• Physical Therapy FAQs

    Physical Therapy FAQs

    HOW MANY VISITS SHOULD I EXPECT?

    On your first visit, your physical therapist will be performing an evaluation to assess your mobility dysfunction to determine the best plan of care to help you reach your functional goals. A total of nearly 75 minutes will be spent with you during this visit which includes the evaluation, treatment intervention, and a home program for you to begin with. Subsequent visits, lasting 45 to 60 minutes, are usually scheduled once a week for a duration of 4 to 6 weeks, but could be more or less depending on your specific needs and severity of pain. Instead of having you come to the clinic to do your exercise program, we provide you with one to complete on your own on the days you are not coming to the clinic. You will have access to your physical therapist via text or email to have any of your questions or concerns about your exercise program and your progress addressed well before your next scheduled visit.

    AM I REQUIRED TO HAVE A PHYSICAL THERAPY SCRIPT OR ORDER FROM MY PHYSICIAN IN ORDER TO PARTICIPATE IN PHYSICAL THERAPY?

    The state of Florida offers direct access for physical therapy interventions. What that means is that as a patient, you can be treated by a physical therapist for 30 days without an order from your physician. After 30 days, you will be required to have a health care practitioner review and sign a plan of treatment. Health care practitioners eligible to review and sign a plan of treatment include Medical Doctors, Physician Assistants, Osteopathic Physicians, Chiropractors, Podiatrists, and Dentistry. Please refer to Florida Statues- Chapter 486.021 (11) (a) for more details. If we come across a medical concern or condition that is outside the scope of physical therapy, you will be referred to the appropriate medical practitioner.

    DO YOU TAKE INSURANCE FOR PHYSICAL THERAPY SERVICES?

    We are a private-pay clinic for physical therapy services, but we are also considered as an out out-of-network provider for those wishing to use their commercial insurance.  With great consideration we have adopted this model to allow us to provide our patients with the best quality of care, delivering interventions that are vital versus just what is reimbursable by insurance. In traditional corporate physical therapy clinics that accept insurance, the treatment received by a patient is strongly influenced by what the therapist will be reimbursed for. This can result in patients not being able to receive beneficial services that they need. We are committed to our patients and therefore we have established private-pay services to contract with you, not the insurance company! Practicing as an out-of-network provider allows us to offer the high-level care we insist on giving our patients that the business model necessary for an in-network practice to survive rarely can provide.

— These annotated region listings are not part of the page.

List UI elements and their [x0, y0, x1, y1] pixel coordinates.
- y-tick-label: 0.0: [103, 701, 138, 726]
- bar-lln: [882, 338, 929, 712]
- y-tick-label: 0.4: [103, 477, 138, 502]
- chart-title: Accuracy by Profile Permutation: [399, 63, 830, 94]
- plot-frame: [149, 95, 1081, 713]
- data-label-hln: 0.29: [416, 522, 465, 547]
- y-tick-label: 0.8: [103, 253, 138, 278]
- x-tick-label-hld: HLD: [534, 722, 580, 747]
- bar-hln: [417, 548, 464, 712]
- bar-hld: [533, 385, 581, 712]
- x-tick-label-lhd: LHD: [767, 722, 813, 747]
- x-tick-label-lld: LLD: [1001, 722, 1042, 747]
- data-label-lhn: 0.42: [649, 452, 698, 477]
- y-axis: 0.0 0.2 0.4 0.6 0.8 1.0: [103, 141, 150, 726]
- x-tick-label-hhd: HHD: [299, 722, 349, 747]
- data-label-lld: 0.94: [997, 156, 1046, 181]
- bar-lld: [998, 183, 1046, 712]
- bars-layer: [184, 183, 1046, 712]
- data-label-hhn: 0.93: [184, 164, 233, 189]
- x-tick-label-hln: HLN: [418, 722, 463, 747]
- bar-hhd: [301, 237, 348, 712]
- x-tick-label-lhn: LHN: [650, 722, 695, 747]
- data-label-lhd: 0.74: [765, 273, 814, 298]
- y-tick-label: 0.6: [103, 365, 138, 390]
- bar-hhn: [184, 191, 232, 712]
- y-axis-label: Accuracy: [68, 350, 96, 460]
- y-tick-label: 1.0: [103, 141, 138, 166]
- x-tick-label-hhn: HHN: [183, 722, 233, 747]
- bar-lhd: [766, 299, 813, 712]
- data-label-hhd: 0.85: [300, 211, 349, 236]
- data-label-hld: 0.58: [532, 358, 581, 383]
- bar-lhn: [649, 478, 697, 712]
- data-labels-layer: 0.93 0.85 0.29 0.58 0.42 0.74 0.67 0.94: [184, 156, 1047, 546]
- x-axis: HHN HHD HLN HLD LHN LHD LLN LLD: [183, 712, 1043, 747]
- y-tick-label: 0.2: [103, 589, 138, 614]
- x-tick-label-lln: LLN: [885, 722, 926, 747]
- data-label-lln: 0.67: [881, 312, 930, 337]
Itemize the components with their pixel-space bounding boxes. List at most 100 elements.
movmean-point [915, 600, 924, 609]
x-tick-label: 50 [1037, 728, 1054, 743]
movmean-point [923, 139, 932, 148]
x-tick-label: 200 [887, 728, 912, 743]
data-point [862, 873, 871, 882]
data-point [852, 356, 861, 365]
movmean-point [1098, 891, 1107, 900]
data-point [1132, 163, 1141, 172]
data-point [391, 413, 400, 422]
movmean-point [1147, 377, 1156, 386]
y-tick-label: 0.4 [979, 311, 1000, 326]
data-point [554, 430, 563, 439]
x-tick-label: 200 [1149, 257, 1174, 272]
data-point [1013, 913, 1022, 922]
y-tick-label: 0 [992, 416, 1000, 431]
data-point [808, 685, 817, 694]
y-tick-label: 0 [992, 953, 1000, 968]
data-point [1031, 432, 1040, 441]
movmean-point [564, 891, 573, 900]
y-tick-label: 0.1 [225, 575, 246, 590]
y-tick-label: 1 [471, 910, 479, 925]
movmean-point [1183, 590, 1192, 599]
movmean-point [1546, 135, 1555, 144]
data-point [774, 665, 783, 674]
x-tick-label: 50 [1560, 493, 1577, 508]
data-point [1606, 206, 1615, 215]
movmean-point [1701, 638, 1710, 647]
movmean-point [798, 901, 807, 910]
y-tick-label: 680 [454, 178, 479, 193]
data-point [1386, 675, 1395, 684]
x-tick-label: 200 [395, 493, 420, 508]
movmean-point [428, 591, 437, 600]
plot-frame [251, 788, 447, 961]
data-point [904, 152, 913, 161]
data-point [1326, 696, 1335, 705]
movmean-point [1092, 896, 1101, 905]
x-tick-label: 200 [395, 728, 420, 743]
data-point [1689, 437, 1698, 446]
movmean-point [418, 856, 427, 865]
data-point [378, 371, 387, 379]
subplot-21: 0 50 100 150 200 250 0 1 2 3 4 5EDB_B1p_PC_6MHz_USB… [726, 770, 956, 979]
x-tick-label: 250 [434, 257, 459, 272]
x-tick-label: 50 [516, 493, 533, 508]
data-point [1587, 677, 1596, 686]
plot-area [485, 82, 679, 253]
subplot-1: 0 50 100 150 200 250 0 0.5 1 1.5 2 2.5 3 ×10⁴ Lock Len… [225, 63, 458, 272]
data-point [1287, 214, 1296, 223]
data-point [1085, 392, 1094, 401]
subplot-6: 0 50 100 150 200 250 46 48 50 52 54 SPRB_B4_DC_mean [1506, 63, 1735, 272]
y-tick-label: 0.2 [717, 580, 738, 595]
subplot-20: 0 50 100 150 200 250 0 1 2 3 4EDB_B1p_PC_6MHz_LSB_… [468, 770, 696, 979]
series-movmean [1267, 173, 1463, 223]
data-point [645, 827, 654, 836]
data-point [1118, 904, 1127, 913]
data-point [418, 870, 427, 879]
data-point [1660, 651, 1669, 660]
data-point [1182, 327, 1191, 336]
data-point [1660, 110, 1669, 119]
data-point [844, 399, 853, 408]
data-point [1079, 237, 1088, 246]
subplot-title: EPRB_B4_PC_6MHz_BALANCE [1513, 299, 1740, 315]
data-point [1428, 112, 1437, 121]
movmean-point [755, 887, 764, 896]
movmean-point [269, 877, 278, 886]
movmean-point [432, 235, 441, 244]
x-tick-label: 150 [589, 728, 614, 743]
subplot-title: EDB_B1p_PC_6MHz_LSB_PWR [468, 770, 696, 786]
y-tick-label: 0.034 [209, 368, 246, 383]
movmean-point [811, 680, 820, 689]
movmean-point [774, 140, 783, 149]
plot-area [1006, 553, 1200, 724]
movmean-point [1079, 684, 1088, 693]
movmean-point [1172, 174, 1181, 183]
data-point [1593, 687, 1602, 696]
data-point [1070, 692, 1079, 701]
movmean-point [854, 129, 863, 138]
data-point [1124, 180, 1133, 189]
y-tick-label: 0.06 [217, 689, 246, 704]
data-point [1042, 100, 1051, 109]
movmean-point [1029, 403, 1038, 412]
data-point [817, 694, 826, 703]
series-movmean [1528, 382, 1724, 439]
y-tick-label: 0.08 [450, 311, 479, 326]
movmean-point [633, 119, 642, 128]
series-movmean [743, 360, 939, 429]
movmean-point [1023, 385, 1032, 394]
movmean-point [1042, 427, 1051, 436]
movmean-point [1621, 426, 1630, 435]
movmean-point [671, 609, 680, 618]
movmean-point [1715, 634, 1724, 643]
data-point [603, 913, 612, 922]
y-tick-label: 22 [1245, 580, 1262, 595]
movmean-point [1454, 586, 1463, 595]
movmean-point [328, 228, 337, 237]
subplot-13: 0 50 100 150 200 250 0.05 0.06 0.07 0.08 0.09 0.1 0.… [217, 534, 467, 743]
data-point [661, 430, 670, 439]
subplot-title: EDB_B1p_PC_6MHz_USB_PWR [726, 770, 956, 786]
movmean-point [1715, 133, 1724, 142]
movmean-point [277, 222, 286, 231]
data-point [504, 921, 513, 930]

    We believe in the effectiveness of our hands-on treatment! When you come to Starting Pointe Physical Therapy, you will not spend the majority of time doing exercises that you can do on your own time; nor will you be wasting your time sitting with ice or heat packs with electrical stimulation. What you will receive is on-on-one care with hands-on treatment from a Doctor of Physical Therapy in every session. With this approach, the vast majority of our patients will have a plan of care that requires only one appointment a week.

    HOW CAN PRIVATE-PAY BE MORE COST EFFECTIVE THAN USING MY INSURANCE?

    The out-of-pocket expense at Starting Pointe Physical Therapy can be a great bargain if you consider the time you save with fewer trips to our clinic and the value of resolving your pain and recovering so much faster than average due to the one-on-one treatments without insurance restrictions.  Not to mention, in recent years insurance deductibles and PT copays have skyrocketed. Many patients have found that if they have not met their deductible for the year or if their PT copays are high, they end up paying less out of pocket for our treatment than if they would have went to another clinic and used their insurance.

    AFTER PAYING OUT-OF-POCKET FOR MY PHYSICAL THERAPY, CAN I SEEK REIMBURSEMENT FROM MY INSURANCE?

    Yes you can! Upon request, we can provide you with a super-bill which is the necessary document your insurance company will need that will allow them to apply the amount you paid towards your deductible or reimburse you directly. The amount of reimbursement or application towards your deductible is completely dependent on your insurance plan.